Budmantom
Lifer
Originally posted by: Vic
Your mortgage is not an investment. It is a liability. Please put it in the appropriate accounting column.Originally posted by: Budmantom
The only guaranteed "investment" is my 6% mortgage.
Tom
The writer has some good points. I see lots of people who have large amounts of equity in the home but tens of thousands in credit card debt, and yet still refuse to refinance. That is simply foolish.
And he is right that people should not pay so much extra on their mortgage that they have no rainy day fund. Even lenders know this: having capital asset reserves (at least 2-6 month's of mortgage payments in the bank) can greatly strengthen a weak loan application. Even your lender would advise you not to make "Pat's" mistake.
However, someday you want your mortgage paid off. Not too soon, preferably not before retirement, but not too long after either, when the tax deduction is going to become less of a benefit while the mortgage payments become more of a burden.

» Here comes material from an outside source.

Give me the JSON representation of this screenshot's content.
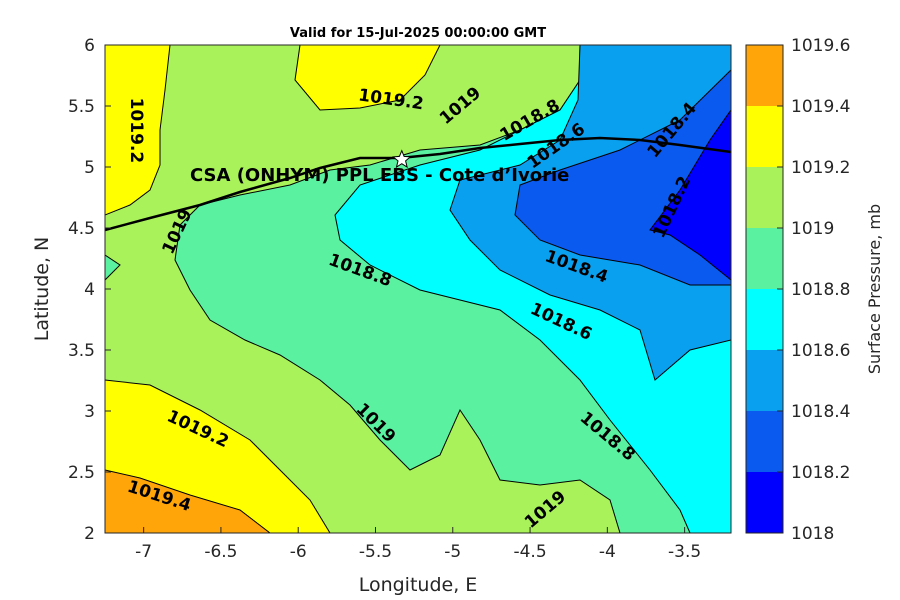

And I disagree strongly when he said that a mortgage is a loan against your income and not against your house. It is possible to obtain a mortgage without an income, one just needs good equity and a high credit score. And when you stop making your mortgage payments, they don't take your income from you, they take your house.
Consider the source here, folks. He has some good points, one I've heard a hundred times before from financial planners (the idea he espouses is generically known as "equity preservation"), but basically what he is selling is for old folks to cash out their home equity and dump it in the market. That's how he gets paid.
My mortgage is not the investment, the amount that I apply over my mortgage is.